Alfio Giuffrida (born 28 January 1953) is a contemporary Italian sculptor, object and installation artist, set designer and painter. He is one of the artists who consciously refused to bow down to the current trends in order to create a highly distinct, coherent piece of work. Giuffrida who comes from Catania initially worked in Rome until he relocated to Germany in the mid eighties.
During the self-imposed exile in the foreign language environment, he developed his artistic vocabulary with which he formulated his own cosmos. With the Adjustable Elements, Giuffrida bypassed the boundaries of the term “sculpture” known until then. Ambiguity and variability become basic principles which constitute Giuffrida’s sculptures as well as his paintings.
Giuffrida was born in Zafferana Etnea. His relationship to art could be described as scientific, even at a very young age: he applied himself with persistent dedication to drawing, painting and constructing. A scale model reproduction of the church in his home town became a research project lasting years. He kept destroying the work, so that he could start it immediately from scratch again taking lessons from his previous experimentation, applying even greater precision and oriented more closely to reality.
The uncompromising striving for perfection, aiming at the best possible expression of his creative visions, would always stay with him in years to come as well.
In his early youthful phase Giuffrida primarily approached nature and man’s creative potential in his painting, and these remained a constant reference point in his art in the years ahead.

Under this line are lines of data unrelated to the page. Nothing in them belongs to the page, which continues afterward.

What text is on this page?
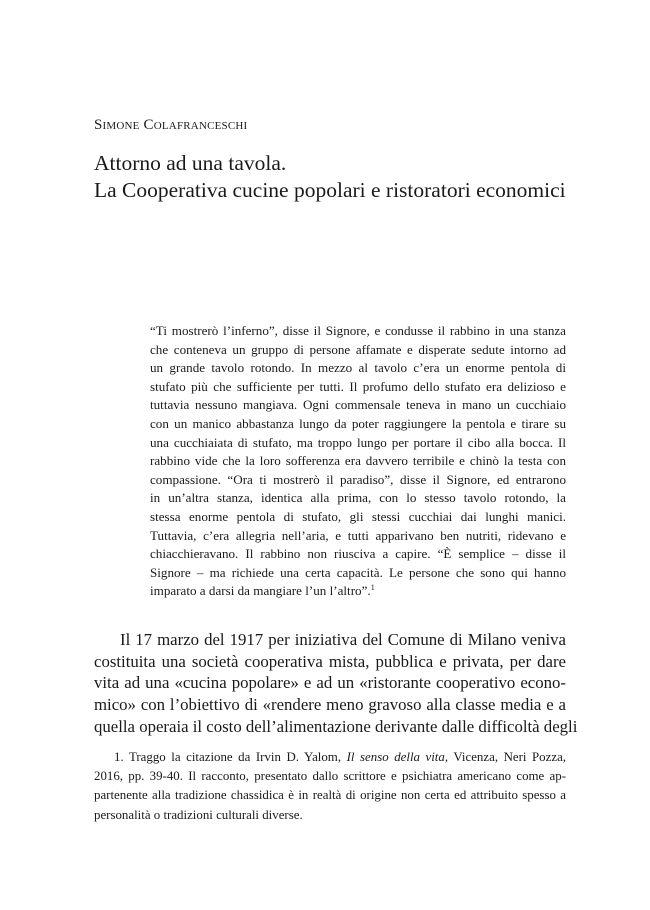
Simone Colafranceschi
Attorno ad una tavola.
La Cooperativa cucine popolari e ristoratori economici
“Ti mostrerò l’inferno”, disse il Signore, e condusse il rabbino in una stanza
che conteneva un gruppo di persone affamate e disperate sedute intorno ad
un grande tavolo rotondo. In mezzo al tavolo c’era un enorme pentola di
stufato più che sufficiente per tutti. Il profumo dello stufato era delizioso e
tuttavia nessuno mangiava. Ogni commensale teneva in mano un cucchiaio
con un manico abbastanza lungo da poter raggiungere la pentola e tirare su
una cucchiaiata di stufato, ma troppo lungo per portare il cibo alla bocca. Il
rabbino vide che la loro sofferenza era davvero terribile e chinò la testa con
compassione. “Ora ti mostrerò il paradiso”, disse il Signore, ed entrarono
in un’altra stanza, identica alla prima, con lo stesso tavolo rotondo, la
stessa enorme pentola di stufato, gli stessi cucchiai dai lunghi manici.
Tuttavia, c’era allegria nell’aria, e tutti apparivano ben nutriti, ridevano e
chiacchieravano. Il rabbino non riusciva a capire. “È semplice – disse il
Signore – ma richiede una certa capacità. Le persone che sono qui hanno
imparato a darsi da mangiare l’un l’altro”.$^1$
Il 17 marzo del 1917 per iniziativa del Comune di Milano veniva
costituita una società cooperativa mista, pubblica e privata, per dare
vita ad una «cucina popolare» e ad un «ristorante cooperativo econo-
mico» con l’obiettivo di «rendere meno gravoso alla classe media e a
quella operaia il costo dell’alimentazione derivante dalle difficoltà degli
1. Traggo la citazione da Irvin D. Yalom, Il senso della vita, Vicenza, Neri Pozza,
2016, pp. 39-40. Il racconto, presentato dallo scrittore e psichiatra americano come ap-
partenente alla tradizione chassidica è in realtà di origine non certa ed attribuito spesso a
personalità o tradizioni culturali diverse.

He experimented with the possibilities of painting and collage techniques. His paintings tend to feature calm, predominantly blue spaces, punctuated by white light reflexes that constantly reoccur in his later work. The blister packing he adds to the pictures evokes the image of a computer keyboard, and also looks like a picture taken from space of geographical and city structures, a bird’s eye photo of urban landscapes seen through a lunar filter.

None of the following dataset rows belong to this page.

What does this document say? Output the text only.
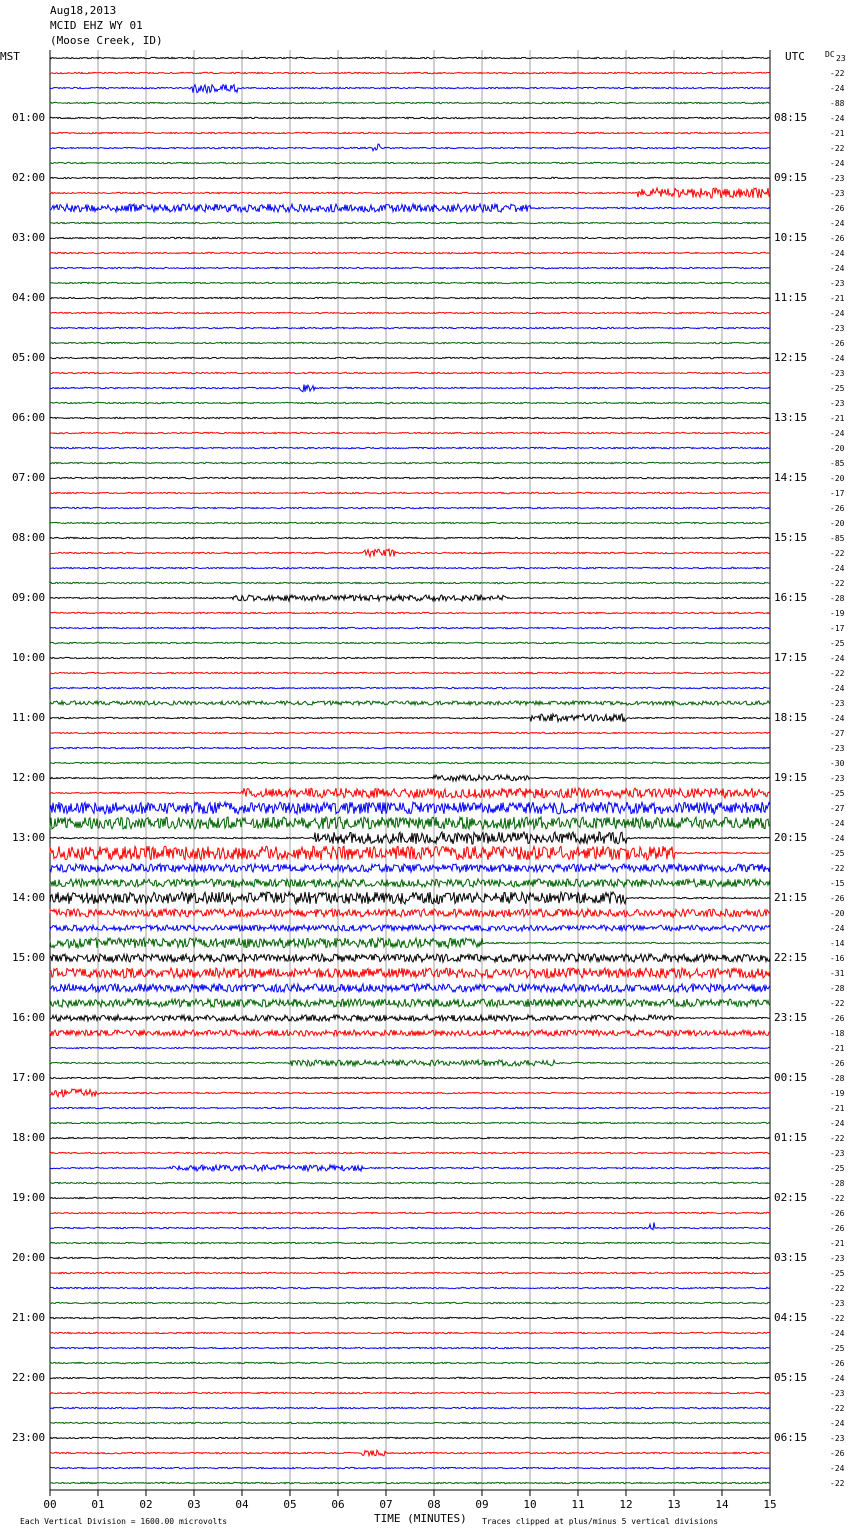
00	01	02	03	04	05	06	07	08	09	10	11	12	13	14	15
Aug18,2013
MCID EHZ WY 01
(Moose Creek, ID)
MST	UTC	DC
01:00
02:00
03:00
04:00
05:00
06:00
07:00
08:00
09:00
10:00
11:00
12:00
13:00
14:00
15:00
16:00
17:00
18:00
19:00
20:00
21:00
22:00
23:00
08:15
09:15
10:15
11:15
12:15
13:15
14:15
15:15
16:15
17:15
18:15
19:15
20:15
21:15
22:15
23:15
00:15
01:15
02:15
03:15
04:15
05:15
06:15
23
-22
-24
-88
-24
-21
-22
-24
-23
-23
-26
-24
-26
-24
-24
-23
-21
-24
-23
-26
-24
-23
-25
-23
-21
-24
-20
-85
-20
-17
-26
-20
-85
-22
-24
-22
-28
-19
-17
-25
-24
-22
-24
-23
-24
-27
-23
-30
-23
-25
-27
-24
-24
-25
-22
-15
-26
-20
-24
-14
-16
-31
-28
-22
-26
-18
-21
-26
-28
-19
-21
-24
-22
-23
-25
-28
-22
-26
-26
-21
-23
-25
-22
-23
-22
-24
-25
-26
-24
-23
-22
-24
-23
-26
-24
-22
TIME (MINUTES)
Each Vertical Division = 1600.00 microvolts	Traces clipped at plus/minus 5 vertical divisions
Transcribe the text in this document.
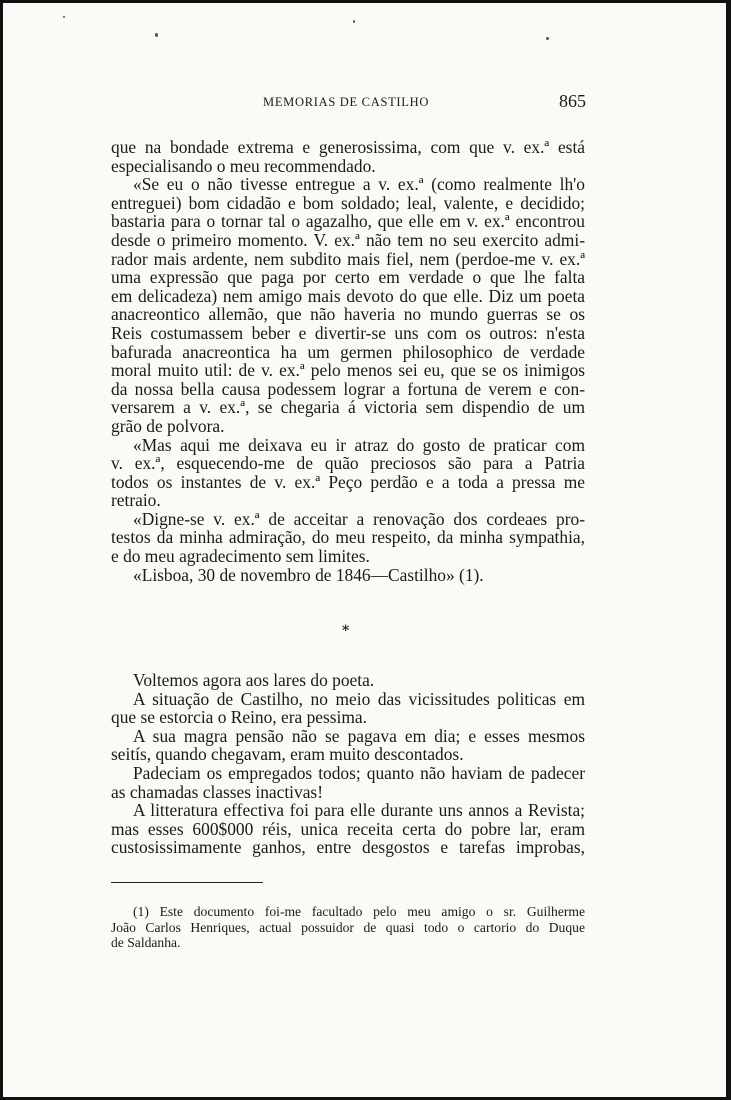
MEMORIAS DE CASTILHO	865
que na bondade extrema e generosissima, com que v. ex.ª está
especialisando o meu recommendado.
«Se eu o não tivesse entregue a v. ex.ª (como realmente lh'o
entreguei) bom cidadão e bom soldado; leal, valente, e decidido;
bastaria para o tornar tal o agazalho, que elle em v. ex.ª encontrou
desde o primeiro momento. V. ex.ª não tem no seu exercito admi-
rador mais ardente, nem subdito mais fiel, nem (perdoe-me v. ex.ª
uma expressão que paga por certo em verdade o que lhe falta
em delicadeza) nem amigo mais devoto do que elle. Diz um poeta
anacreontico allemão, que não haveria no mundo guerras se os
Reis costumassem beber e divertir-se uns com os outros: n'esta
bafurada anacreontica ha um germen philosophico de verdade
moral muito util: de v. ex.ª pelo menos sei eu, que se os inimigos
da nossa bella causa podessem lograr a fortuna de verem e con-
versarem a v. ex.ª, se chegaria á victoria sem dispendio de um
grão de polvora.
«Mas aqui me deixava eu ir atraz do gosto de praticar com
v. ex.ª, esquecendo-me de quão preciosos são para a Patria
todos os instantes de v. ex.ª Peço perdão e a toda a pressa me
retraio.
«Digne-se v. ex.ª de acceitar a renovação dos cordeaes pro-
testos da minha admiração, do meu respeito, da minha sympathia,
e do meu agradecimento sem limites.
«Lisboa, 30 de novembro de 1846—Castilho» (1).
*
Voltemos agora aos lares do poeta.
A situação de Castilho, no meio das vicissitudes politicas em
que se estorcia o Reino, era pessima.
A sua magra pensão não se pagava em dia; e esses mesmos
seitís, quando chegavam, eram muito descontados.
Padeciam os empregados todos; quanto não haviam de padecer
as chamadas classes inactivas!
A litteratura effectiva foi para elle durante uns annos a Revista;
mas esses 600$000 réis, unica receita certa do pobre lar, eram
custosissimamente ganhos, entre desgostos e tarefas improbas,
(1) Este documento foi-me facultado pelo meu amigo o sr. Guilherme
João Carlos Henriques, actual possuidor de quasi todo o cartorio do Duque
de Saldanha.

A period of intense nature studies followed these works, though he did not formulate them as naturalistic reproductions but instead took them in an abstract direction. With scientific precision, he examined plant structures in particular, dissecting organic material and making cross sections in natural tissue in order to study the essence of things and figure out the basic nature of form. Giuffrida understood the minutiae at the heart of the elements he analysed as fundamental forms of nature, which are combined in natural creation in myriad, endlessly varied formations. He reduces these basic shapes to geometric patterns which he captures in small square pictures in equally diverse variations. These mainly take the form of black-and-white dabbed paintings, some of which are on transparent paper that seems to correspond to the materiality of the diaphanous floral tissue. It is at this point that he begins to be captivated by the technical quality and effect of transparency, another guiding principle running consistently through Giuffrida’s art and his constant search for the best forms of expression for the wide range of materials suited to him.